O outro tema é o facto de saber-se se foram ou não utilizadas bombas de fragmentação, munições proibidas por convenções internacionais das quais a Tailândia é signatário, durante os recentes conflitos. Ontem o Bangkok Post trazia um artigo com o título "Quem é tailandês quem é cambojano?", num trabalho tendente a mostrar que no fim de contas quem sofre são as populações das zonas fronteiriças, onde o articulista mostra evidências da utilização das referidas bombas o que tem sido, até agora, repetidamente desmentido pelo governo tailandês.


Fotografia no Bangkok Post

Há que esperar e ver se há alguma reacção de Abhisit, calado até ao momento.

Reunião de Jacarta

Amanhã é um grande dia para a ASEAN.

Devido à liderança da presidência Indonésia a ASEAN conseguiu dar um passo em frente na integração do bloco regional com a convocação para amanhã 22 de Fevereiro, da reunião extraordinária dos Ministros dos Estrangeiros para debater o conflito de fronteira entre a Tailândia e o Camboja.

Já várias vezes referi Marty Natalegwa, o MNE indonésio, e a sua experiência diplomática têm sido um factor determinante não só neste conflito mas fundamentalmente na construção do modelo assumido pelos estados membros na Constituição de 2008.

Ainda não muitos anos atrás eram outros países da região a terem uma intervenção nos assuntos na Indonésia. Lembre-se as forças tailandesas, filipinas e de Singapura enviadas para Timor-Leste e as missões cumpridas em Aceh na sequência da paz alcançada sob os auspícios da União Europeia numa missão liderada por Mahti Ahtisaari. Nessa altura as intervenções ocorreram a pedido quer da ONU quer da EU mas não aconteceram no âmbito da ASEAN.

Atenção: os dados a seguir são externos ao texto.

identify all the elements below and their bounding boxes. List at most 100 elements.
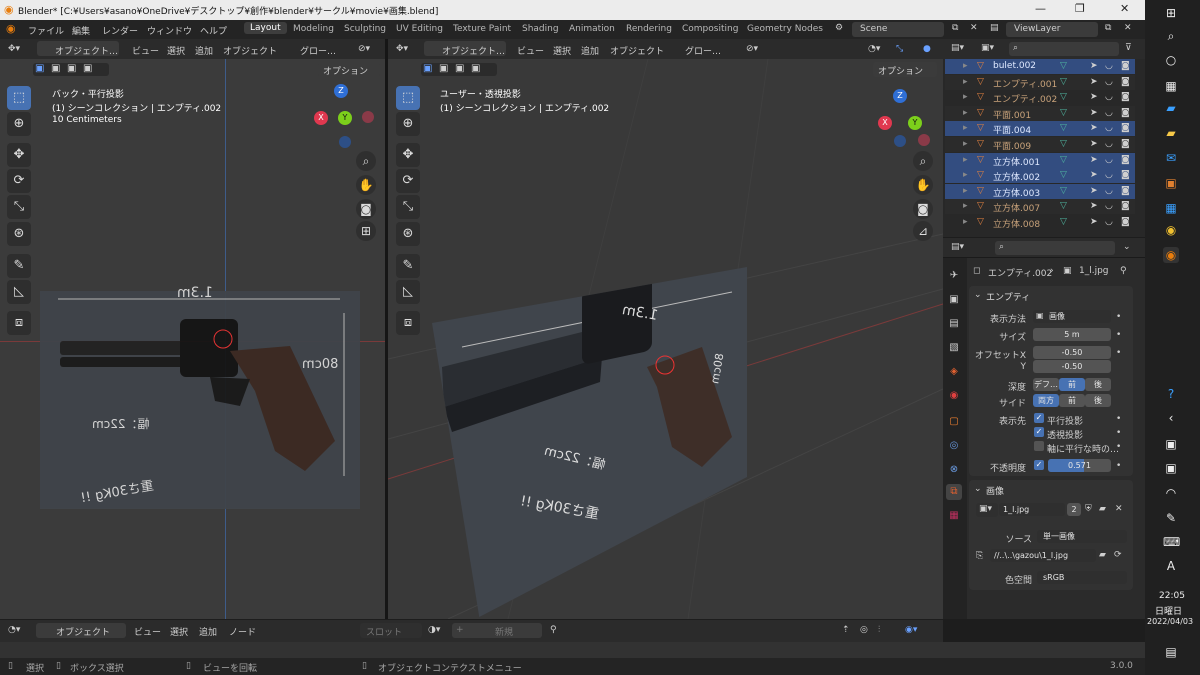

A entrada em vigor em Dezembro de 2008 da Constituição da ASEAN marcou definitivamente a associação regional mas faltava, apesar da qualidade do secretário-geral Dr. Surin Pitswan, uma liderança na sua presidência capaz de dar os passos necessários para se atingirem os objectivos bastante ambiciosos ali estabelecidos.

Em 2009 a presidência foi exercida pela Tailândia mas todos nos lembramos da impossibilidade que o governo teve de conseguir ultrapassar pacificamente esse ano e contribuir para o avanço da associação. Uma cimeira cancelada, outra realizada sob forte escoltas militares e sem a presença de quase 50% dos líderes, e uma cimeira da EAS, o mais que provável futuro da arquitectura regional para a região da ásia-pacífico, sem brilho e feita á pressa com medo dos problemas que afectaram outras cimeiras. A presidência tailandesa conseguiu contudo lançar a primeira pedra daquilo que será a comissão dos direitos humanos regional, ainda que, devido aos problemas na Birmânia e ao pouco interesse manifestado por países como o Camboja, Laos, Singapura e Vietname, a Comissão Intergovernamental sob os Direitos Humanos ainda quase que não passou de uma declaração de intenções feita em Outubro de 2009 na cimeira de Hua Hin-Cha Am.

Em 2010 a presidência do Vietname passou-se como o país a quis ou seja contando rapidamente os dias até ao seu termo e sem avanços que se possam considerar significativos para avançar com os objectivos estabelecidos para 2015 de criar vários pilares comuns dentro da ASEAN.

Depois da Indonésia iremos ter as presidências do Camboja, Brunei e Birmânia e, segundo me dizia um professor de Chulalongkorn outro dia, há que fazer todos os esforços para que o impulso que a Indonésia está a dar não se esfume nas próximas presidências.

A reunião de amanhã em Jacarta será uma oportunidade única para os 10 países mostrarem que querem uma ASEAN forte e capaz de ser o pivot na EAS criando as condições para que a associação possa ter um papel crucial na construção de uma ASEAN de 10, coesa e unitária, e não uma ASEAN de países que não conseguem atingir os desígnios que os próprios se obrigam ao assinar tratados e convenções conjuntamente.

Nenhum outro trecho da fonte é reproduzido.